Crystal structure of dopamine receptor D4 bound to the subtype selective ligand, L745870

Essential revisions:

1) The cross-linking study should be conducted while proteins are on the cell membrane as this will mimic and trap the physiological non-symmetry dimer; in contrast, proteins in detergent micelle may be linked by glutaraldehyde artificially. Alternatively, the author may add a monomeric GPCR as negative control with the current method. What are the cross-linkable residues on the identified dimer interface that may be responsible for Figure 3—figure supplement 1?

We thank the reviewers’ suggestion. It would be more solid if we could confirm the dimer state in the in vivo environment. In fact, we did try to perform the crosslinking experiment in the cell membrane. However, the results were less clean than just in the presence of detergent; higher order aggregation and oligomerization existed after trying different concentrations of crosslinking agents. Based on our crystal structure, the most probable crosslinking sites in the detergent environment include Arg376 on Helix 8 of protomer A, and Arg216, Arg215 on the cytosol side of TM5 from protomer B.

2) Is there a pharmacological study comparing the efficiency of ligand L745870 against mouse and human D4 receptor? Can we get some clue based on the current crystal structure and sequence alignment between human and mouse? Since the human D4 structure is also available is it possible to discuss how ligand potency for either L745870 or other ligands can be improved?

A previous study (Patel et al., 1997) showed that there was no significant species difference in terms of affinity of L-745,870 towards the human and rodent D4 receptors, which is consistent with the sequence conservation and structure alignment. Meanwhile, most of the pharmaceutical evaluation of L-745,870 was performed in rodents. As one of the ligands of highest selective affinity towards D4 receptors and behaving well in pharmacokinetic trials, L-745870 remains to be a potential drug for clinic use though it failed in treating schizophrenia. New clinic trials are conducted for other disease recently. The drug design question is addressed together with “Question 5”.

3) Based on Figure 1—figure supplement 1, L745870 appears to have lost significant potency on the engineered constructs. The results in that figure are difficult to interpret, as "L-7" was always in micromolar range. Some routine molecular pharmacology, such as radioligand binding or functional assays would help to convincingly confirm that the crystallization construct retains high affinity for L745870.

Compared with radio-ligand binding, the fluorescence assay showed lower signal noise ratio and was used mainly for large scale qualitative analyses. In this assay, fluorescence signals came from dopamine binding towards the engineered GFP-D4 receptor, and the antagonists were added afterwards to the same basin. Due to the limited fluorescing window of the GFP component, the change of signal should be recorded in a short time. Therefore, relatively high concentrations of competitive ligands were used. However, the binding affinity of L745870 towards the engineered receptors likely remains high, since L745870 was able to rapidly replace dopamine in the fluorescence assay, and was required (at a concentration higher than 50 nM) for successful crystallization.

4) The structure is of relatively low resolution (3.5 Å), how did the authors determine and confirm the orientation of L745870, which has a linear shape, in the binding site? Some simple molecular dynamics simulations showing the stability of the binding pose would strengthen the argument, especially given that Figure 1C shows L745870 may have different binding poses in Mol-A and Mol-B.
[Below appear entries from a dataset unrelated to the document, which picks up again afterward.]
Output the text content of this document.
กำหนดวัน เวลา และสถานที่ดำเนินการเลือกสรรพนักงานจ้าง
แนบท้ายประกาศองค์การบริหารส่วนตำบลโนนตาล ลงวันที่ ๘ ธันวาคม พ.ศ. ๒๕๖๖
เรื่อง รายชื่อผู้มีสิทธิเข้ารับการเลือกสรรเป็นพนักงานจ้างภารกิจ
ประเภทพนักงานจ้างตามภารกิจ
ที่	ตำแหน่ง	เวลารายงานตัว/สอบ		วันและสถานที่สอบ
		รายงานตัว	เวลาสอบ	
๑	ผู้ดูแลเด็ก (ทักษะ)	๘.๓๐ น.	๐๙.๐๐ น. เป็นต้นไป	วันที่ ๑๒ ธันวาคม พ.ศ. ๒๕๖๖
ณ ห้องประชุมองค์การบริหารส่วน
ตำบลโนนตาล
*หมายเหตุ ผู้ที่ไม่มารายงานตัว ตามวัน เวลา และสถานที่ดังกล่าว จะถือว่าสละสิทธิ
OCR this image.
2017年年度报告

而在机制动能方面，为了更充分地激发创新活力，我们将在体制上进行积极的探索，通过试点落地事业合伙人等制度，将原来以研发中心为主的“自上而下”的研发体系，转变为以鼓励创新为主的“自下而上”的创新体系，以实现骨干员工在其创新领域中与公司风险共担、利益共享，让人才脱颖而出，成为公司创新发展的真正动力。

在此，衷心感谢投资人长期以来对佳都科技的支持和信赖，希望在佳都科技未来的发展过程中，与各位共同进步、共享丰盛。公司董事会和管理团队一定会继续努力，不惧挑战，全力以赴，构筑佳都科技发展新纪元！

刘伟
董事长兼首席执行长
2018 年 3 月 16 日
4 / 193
Thanks the reviewers for this good suggestion. Indeed, L745870 in its free form may assume multiple stereo-chemical conformations, as being confirmed by the programs PHENIX (Liebschner et al., 2019) and Schrodinger (Friesner et al., 2006). However, Asp112 of the receptor is most likely to form a hydrogen bond with proton-titratable amine group in L745870 during the binding, which strongly restricts the freedom of ligand docking. Accordingly, previous analyses (Kortagere et al., 2004; Thal et al., 2016) have proposed a binding mode similar to our refined model. Nevertheless, we are aware that it is possible that the proton-titratable amine group in L745870 occurs in either the 1H-pyrrolo[2,3-b]pyridine side or chlorophenyl side with micro-environment changing. The difference of ligand density between the two protomers appears to be consistent with this possibility.

5) While the analysis recapitulates previously identified TM2 and TM3 micro-patch on receptor side, it is not clear why L745870 has much higher affinity for DRD4 than for DRD3 and DRD2 on the ligand side, or why L745870 is selective but nemonapride is not, as nemonapride protrudes into the EBP shown in Figure 2E as well. Either more discussion or more analysis is warranted to further elaborate this point.

We thank the reviewers for raising this interesting question. Further discussion is added to the related part in Discussion (second paragraph).

Reference:

Liebschner, D., et al., Macromolecular structure determination using X-rays, neutrons and electrons: recent developments in Phenix. Acta Crystallogr D Struct Biol, 2019. 75(Pt 10): p. 861-877.